Given that each OML typing typically has many distinct derivations it follows that there will also be many distinct translations for a given term and it is not clear which should be chosen to represent the original term. The OP term corresponding to the derivation produced by the type inference algorithm in Section 3.4 gives one possible choice but it seems rather unnatural to base a definition of semantics on any particular type inference algorithm. A better approach is to show that any two translations of a term are semantically equivalent so that an implementation is free to use whichever translation is more convenient in a particular situation while retaining the same, well-defined semantics.

This chapter expands on the implementation of type classes in Haskell using dictionary values as proposed by Wadler and Blott (1989) and sketched in Section 4.5. For brevity, we refer to this approach to the use of type classes as HTC. The main emphasis in this chapter is on concrete implementation and we adopt a less rigourous approach to formal properties of HTC than in previous chapters. In particular, we describe a number of optimisations that are necessary to obtain an efficient implementation of HTC - i.e. to minimise the cost of overloading. We do not consider the more general problems associated with the efficient implementation of non-strict functional languages like Haskell which are beyond the scope of this thesis.

Section 7.1 describes an important aspect of the system of type classes in Haskell which means that only a particularly simple form of predicate expression can be used in the type signature of an overloaded function. The set of predicates in a Haskell type signature is usually referred to as the context and hence we will use the term context reduction to describe the process of reducing the context to an acceptable form. Context reduction usually results in a small context, acts as a partial check of satisfiability and helps to guarantee decidability of predicate entailment. Unfortunately, it can also interfere with the use of data abstraction and limits the possibilities for extending the Haskell system of type classes.

The main ideas used in the implementation of HTC are described in Section 7.2 including the treatment of default definitions which were omitted from our previous descriptions.

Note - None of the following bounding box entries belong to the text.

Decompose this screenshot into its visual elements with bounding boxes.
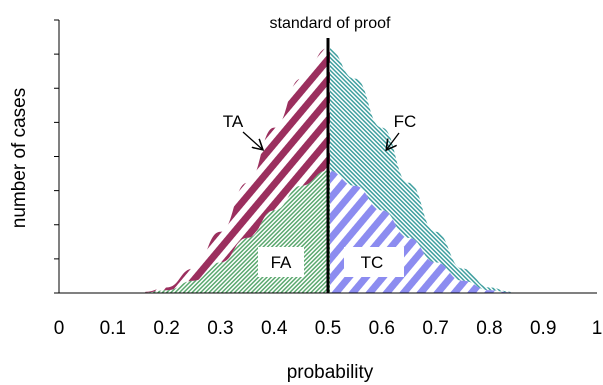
label-fc: FC [394, 112, 417, 131]
label-tc-group: TC [344, 247, 404, 277]
label-ta-group: TA [223, 112, 262, 149]
arrow-fc [387, 132, 400, 149]
x-tick-label: 0.1 [100, 318, 126, 339]
x-axis-label: probability [287, 362, 374, 383]
x-tick-label: 0.2 [153, 318, 179, 339]
label-fc-group: FC [387, 112, 416, 149]
x-axis-tick-labels: 0 0.1 0.2 0.3 0.4 0.5 0.6 0.7 0.8 0.9 1 [54, 318, 603, 339]
label-tc-box [344, 247, 404, 277]
x-tick-label: 0.8 [476, 318, 502, 339]
y-axis-label: number of cases [9, 88, 30, 228]
arrow-ta [242, 131, 262, 149]
label-ta: TA [223, 112, 244, 131]
label-fa: FA [271, 253, 292, 272]
x-tick-label: 1 [592, 318, 603, 339]
label-tc: TC [361, 253, 384, 272]
x-tick-label: 0.5 [315, 318, 341, 339]
label-fa-box [258, 247, 304, 277]
y-axis-ticks [54, 19, 59, 294]
x-tick-label: 0.4 [261, 318, 288, 339]
x-tick-label: 0.9 [530, 318, 556, 339]
x-tick-label: 0 [54, 318, 65, 339]
x-tick-label: 0.6 [369, 318, 395, 339]
chart-title: standard of proof [270, 15, 392, 32]
label-fa-group: FA [258, 247, 304, 277]
x-tick-label: 0.3 [207, 318, 233, 339]
x-tick-label: 0.7 [422, 318, 448, 339]
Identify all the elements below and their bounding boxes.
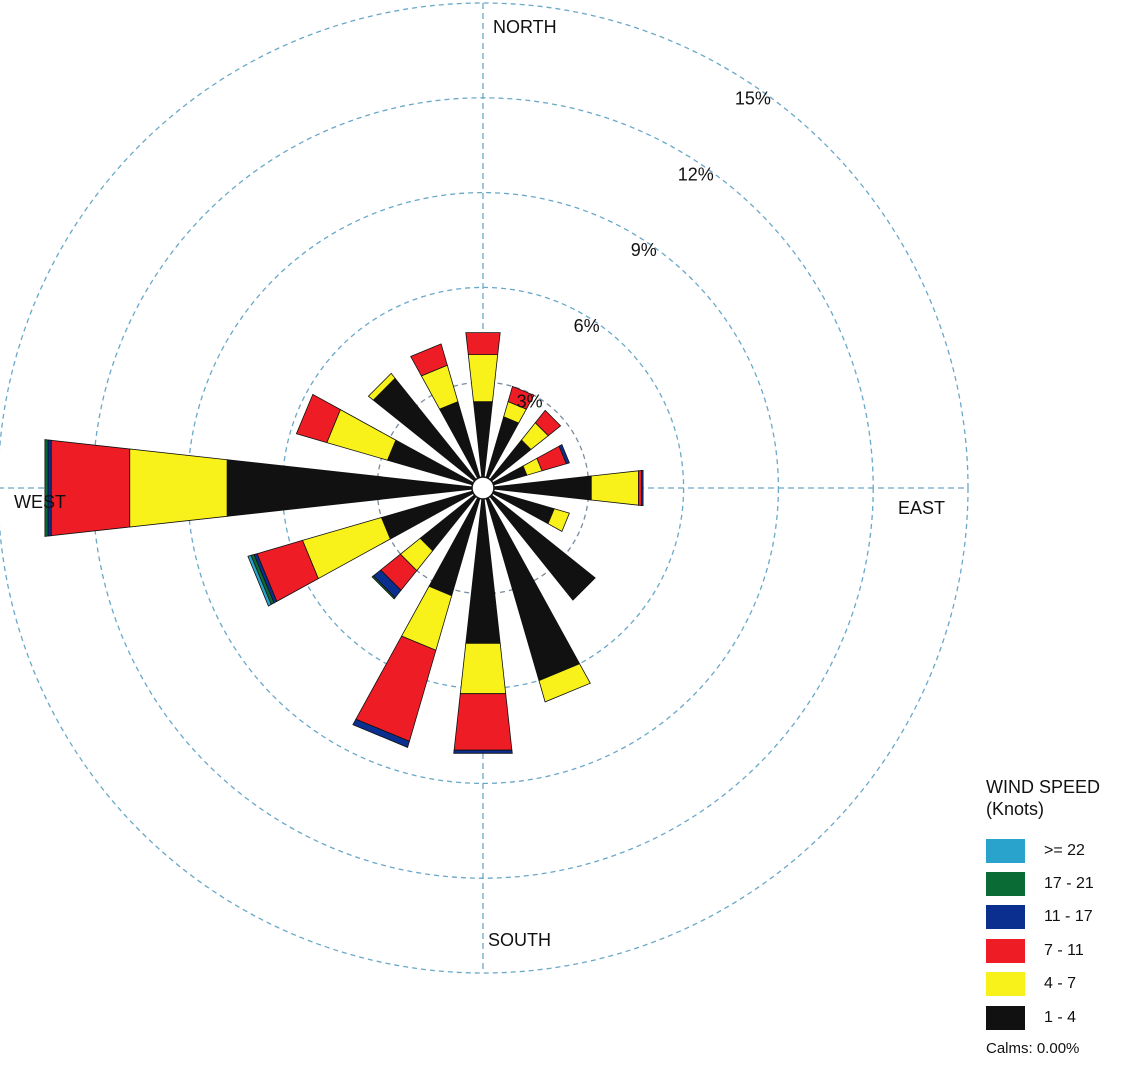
center-hub — [471, 476, 495, 500]
petal-270-bin-4 — [44, 439, 49, 537]
ring-label-15: 15% — [735, 89, 771, 109]
petal-157_5-bin-1 — [538, 663, 591, 703]
legend-swatch — [986, 872, 1025, 897]
ring-label-3: 3% — [517, 392, 543, 412]
petal-90-bin-1 — [590, 470, 639, 506]
legend-label: 4 - 7 — [1044, 975, 1077, 993]
wind-speed-legend: WIND SPEED (Knots) >= 22 17 - 21 11 - 17 7 … — [986, 776, 1118, 1057]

In this thesis we have developed a general formulation of overloading based on the use of qualified types. Applications of qualified types can be described by choosing an appropriate system of predicates and we have illustrated this with particular examples including Haskell type classes, explicit subtyping and extensible records. We have shown how these ideas can be extended to construct a system that combines ML-style polymorphism and overloading in an implicitly typed programming language. Using the concept of evidence we have extended this work to describe the semantics of overloading in this language, establishing sufficient conditions to guarantee that the meaning of a given term is well-defined. Finally, we have described techniques that can be used to obtain efficient concrete implementations of systems based on this framework.

From a theoretical perspective, some of the main contributions of this thesis are:

• The formulation of a general purpose system that can be used to describe a number of different applications of overloading.

• The extension of standard results, for example the existence of principal types, to the type system of OML.

• A new approach to the proof of coherence, based on the use of conversions.

From a practical perspective, we mention:

• The implementation of overloading using the template-based approach, and the closely related implementation of type class overloading in Gofer.

• A new implementation for extensible records, based on the use of evidence.

• The use of information about satisfiability of predicate sets to obtain more informative inferred types.